Passikudah is located 35 kilometers north-west of Batticaloa while Kuchchaveli is located 30 km north-west of Trincomalee, their respective district headquarters. Passikudah and Kuchchaveli are coastal resort towns inhabited mostly by Tamil fishermen but also historically associated with tourism. Vis-à-vis fishery, the long stretches of crystal-clear shallow coastlines have been popular sites for tourist attraction since the 1970s, before the war had even begun. A bulk of the tourists then were domestic. Many locals synergised their small fishing economy with tourism by running small-scale homestays and food places. Given their proximities to each other and the beachfronts, they share many experiences—violent contestations during the civil war, a destructive tsunami, and state-led mega investment in tourism infrastructure following the end of the civil war—which has brought unprecedented transformations in the way people live and interact with the new developments.
Civil War, Tsunami and Fisher Folks
Sri Lanka underwent three decades (1983-2009) of a violent civil war which ended in the military defeat of the Liberation Tigers of Tamil Eelam (LTTE) by the government forces. The war was mostly fought on the northern and eastern frontiers of the island nation. The east coast was also one of the worst hit areas in the Indian ocean tsunami of 2004. Fisher folks in east Sri Lanka are victims of and witness to both the destructive events and their aftermath.
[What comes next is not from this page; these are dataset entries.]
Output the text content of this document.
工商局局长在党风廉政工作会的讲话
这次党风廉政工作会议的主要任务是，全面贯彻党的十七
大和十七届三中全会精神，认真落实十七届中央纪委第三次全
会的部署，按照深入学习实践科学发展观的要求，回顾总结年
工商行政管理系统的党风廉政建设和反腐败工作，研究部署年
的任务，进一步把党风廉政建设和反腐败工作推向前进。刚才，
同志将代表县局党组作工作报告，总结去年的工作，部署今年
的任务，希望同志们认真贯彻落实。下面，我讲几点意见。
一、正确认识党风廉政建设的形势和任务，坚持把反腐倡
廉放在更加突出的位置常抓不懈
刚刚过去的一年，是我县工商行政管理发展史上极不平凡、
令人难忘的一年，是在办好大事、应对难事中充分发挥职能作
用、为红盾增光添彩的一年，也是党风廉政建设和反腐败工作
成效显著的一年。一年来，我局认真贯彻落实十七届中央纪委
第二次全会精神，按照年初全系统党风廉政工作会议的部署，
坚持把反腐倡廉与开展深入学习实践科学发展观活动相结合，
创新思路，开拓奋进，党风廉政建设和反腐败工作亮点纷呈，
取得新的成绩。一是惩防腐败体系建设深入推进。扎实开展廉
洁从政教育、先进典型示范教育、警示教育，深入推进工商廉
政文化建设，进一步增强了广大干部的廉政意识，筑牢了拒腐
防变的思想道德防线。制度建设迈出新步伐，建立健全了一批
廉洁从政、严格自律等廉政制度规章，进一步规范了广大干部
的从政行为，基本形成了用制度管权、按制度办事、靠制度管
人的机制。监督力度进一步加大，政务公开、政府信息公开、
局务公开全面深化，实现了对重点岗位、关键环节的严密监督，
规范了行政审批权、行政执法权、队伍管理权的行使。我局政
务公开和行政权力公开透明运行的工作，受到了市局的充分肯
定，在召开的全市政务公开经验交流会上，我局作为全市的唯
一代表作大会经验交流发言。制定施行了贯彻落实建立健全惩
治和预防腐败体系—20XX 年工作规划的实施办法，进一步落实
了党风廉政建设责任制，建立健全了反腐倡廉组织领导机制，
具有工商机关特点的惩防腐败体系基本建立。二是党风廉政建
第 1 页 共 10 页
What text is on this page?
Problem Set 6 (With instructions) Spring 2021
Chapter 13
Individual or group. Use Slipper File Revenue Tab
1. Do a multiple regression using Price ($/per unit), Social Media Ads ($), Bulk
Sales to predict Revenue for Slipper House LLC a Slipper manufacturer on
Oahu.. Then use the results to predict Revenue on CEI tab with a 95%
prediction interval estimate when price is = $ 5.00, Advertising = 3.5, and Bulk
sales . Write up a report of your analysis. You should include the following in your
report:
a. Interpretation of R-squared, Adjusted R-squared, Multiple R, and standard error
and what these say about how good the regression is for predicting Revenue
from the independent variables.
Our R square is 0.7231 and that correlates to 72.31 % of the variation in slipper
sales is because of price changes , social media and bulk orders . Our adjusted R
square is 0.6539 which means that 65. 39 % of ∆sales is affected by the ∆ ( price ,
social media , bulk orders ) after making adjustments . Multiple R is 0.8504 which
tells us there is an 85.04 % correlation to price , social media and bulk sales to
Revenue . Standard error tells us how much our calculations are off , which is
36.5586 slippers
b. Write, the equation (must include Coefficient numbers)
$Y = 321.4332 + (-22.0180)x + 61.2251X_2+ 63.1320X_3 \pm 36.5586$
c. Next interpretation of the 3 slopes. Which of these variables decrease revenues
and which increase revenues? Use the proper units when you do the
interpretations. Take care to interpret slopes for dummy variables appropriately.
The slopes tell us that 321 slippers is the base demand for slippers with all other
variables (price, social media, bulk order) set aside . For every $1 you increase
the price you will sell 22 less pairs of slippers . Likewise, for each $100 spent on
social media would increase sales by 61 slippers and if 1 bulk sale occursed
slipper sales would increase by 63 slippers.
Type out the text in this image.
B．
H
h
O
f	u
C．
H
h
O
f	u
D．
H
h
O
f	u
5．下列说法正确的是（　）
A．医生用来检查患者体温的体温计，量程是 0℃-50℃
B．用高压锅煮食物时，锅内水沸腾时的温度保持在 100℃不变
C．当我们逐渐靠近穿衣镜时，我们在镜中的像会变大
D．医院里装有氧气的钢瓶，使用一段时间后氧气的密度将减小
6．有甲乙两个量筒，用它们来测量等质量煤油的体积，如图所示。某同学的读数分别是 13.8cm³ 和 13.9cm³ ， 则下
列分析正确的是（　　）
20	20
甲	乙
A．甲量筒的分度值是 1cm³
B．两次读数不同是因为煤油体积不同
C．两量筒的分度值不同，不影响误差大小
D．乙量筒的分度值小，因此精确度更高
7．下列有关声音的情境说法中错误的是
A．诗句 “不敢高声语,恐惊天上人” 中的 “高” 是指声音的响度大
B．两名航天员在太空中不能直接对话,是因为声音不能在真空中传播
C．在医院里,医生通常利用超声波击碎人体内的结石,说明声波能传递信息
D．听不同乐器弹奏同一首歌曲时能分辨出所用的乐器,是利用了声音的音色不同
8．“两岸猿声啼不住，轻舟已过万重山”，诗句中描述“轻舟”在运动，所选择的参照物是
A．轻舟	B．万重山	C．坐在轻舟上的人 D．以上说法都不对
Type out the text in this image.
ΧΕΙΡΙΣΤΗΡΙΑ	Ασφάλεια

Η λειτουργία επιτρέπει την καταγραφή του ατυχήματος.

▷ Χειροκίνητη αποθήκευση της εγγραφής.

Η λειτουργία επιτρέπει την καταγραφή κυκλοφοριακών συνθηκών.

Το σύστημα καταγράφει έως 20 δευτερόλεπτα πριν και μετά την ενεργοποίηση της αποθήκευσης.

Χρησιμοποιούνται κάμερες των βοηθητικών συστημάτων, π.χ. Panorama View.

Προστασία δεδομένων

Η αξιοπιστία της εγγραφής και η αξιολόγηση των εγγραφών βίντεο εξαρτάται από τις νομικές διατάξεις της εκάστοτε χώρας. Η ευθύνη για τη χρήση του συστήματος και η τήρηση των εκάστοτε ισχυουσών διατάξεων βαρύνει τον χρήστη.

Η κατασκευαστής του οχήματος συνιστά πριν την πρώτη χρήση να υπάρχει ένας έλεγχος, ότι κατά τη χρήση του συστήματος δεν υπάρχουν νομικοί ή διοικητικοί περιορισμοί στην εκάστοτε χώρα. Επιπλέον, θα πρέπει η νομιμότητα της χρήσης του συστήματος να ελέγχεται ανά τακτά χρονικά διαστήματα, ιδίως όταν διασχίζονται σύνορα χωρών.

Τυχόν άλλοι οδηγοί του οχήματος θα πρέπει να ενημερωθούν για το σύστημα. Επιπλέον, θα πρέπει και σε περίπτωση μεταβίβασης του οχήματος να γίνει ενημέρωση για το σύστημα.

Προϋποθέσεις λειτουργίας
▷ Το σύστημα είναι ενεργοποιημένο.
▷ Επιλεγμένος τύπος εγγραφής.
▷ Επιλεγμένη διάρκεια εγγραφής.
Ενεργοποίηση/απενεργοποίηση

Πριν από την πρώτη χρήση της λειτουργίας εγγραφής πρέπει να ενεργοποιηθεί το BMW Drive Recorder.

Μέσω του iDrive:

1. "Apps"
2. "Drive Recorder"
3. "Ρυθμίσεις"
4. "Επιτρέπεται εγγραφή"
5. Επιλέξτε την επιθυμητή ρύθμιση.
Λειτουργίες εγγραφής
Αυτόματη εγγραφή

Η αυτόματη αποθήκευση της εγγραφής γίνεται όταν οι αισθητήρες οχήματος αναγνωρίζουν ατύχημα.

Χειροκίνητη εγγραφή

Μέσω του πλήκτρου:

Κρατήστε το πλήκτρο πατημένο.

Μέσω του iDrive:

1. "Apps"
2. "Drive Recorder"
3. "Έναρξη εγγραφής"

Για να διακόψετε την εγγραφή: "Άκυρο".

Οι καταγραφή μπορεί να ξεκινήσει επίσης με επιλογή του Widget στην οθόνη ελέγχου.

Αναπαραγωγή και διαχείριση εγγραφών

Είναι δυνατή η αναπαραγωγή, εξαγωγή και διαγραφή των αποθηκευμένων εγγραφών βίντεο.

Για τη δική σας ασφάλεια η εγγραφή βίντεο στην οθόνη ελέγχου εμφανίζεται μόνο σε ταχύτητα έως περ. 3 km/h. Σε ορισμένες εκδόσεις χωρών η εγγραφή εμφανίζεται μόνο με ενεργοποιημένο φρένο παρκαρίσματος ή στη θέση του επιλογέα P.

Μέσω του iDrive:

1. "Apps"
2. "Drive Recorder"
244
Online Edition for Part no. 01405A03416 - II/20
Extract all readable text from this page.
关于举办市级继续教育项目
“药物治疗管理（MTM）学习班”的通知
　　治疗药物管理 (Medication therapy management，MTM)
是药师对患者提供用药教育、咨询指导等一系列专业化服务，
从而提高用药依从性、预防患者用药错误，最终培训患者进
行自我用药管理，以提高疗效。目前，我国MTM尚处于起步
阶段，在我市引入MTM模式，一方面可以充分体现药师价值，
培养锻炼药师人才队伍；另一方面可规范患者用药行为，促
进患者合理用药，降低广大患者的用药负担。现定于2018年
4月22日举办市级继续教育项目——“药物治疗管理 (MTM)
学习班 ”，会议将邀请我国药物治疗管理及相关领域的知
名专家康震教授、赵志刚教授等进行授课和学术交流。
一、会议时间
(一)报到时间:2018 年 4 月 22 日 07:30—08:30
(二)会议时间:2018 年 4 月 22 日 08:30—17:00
Most of the people I met along the way related their experience of the war and tsunami with loss, disappearance, detention and torture, separation of families and mass displacement. I talked to a family in Kalkudah, Passikudah who greeted us at their home. Speaking in Tamil, my local friend briefed them about my interests in learning their stories. We were able to meet the son too, a young leader of the local fisher association. Despite barriers in language, I realised that I could actually understand the general sense of the conversation.
It was their fifth home in less than two decades. In 1992, they were relocated 2 kilometres towards Batticaloa for “safety reasons”, then to Passikudah public beach, after which they lived at the location of Amethyst resort until construction began, when they had to shift to their current location. They continued to change homes in response to the tsunami, to dodge the violent events of the civil war as well as due to post-war tourism.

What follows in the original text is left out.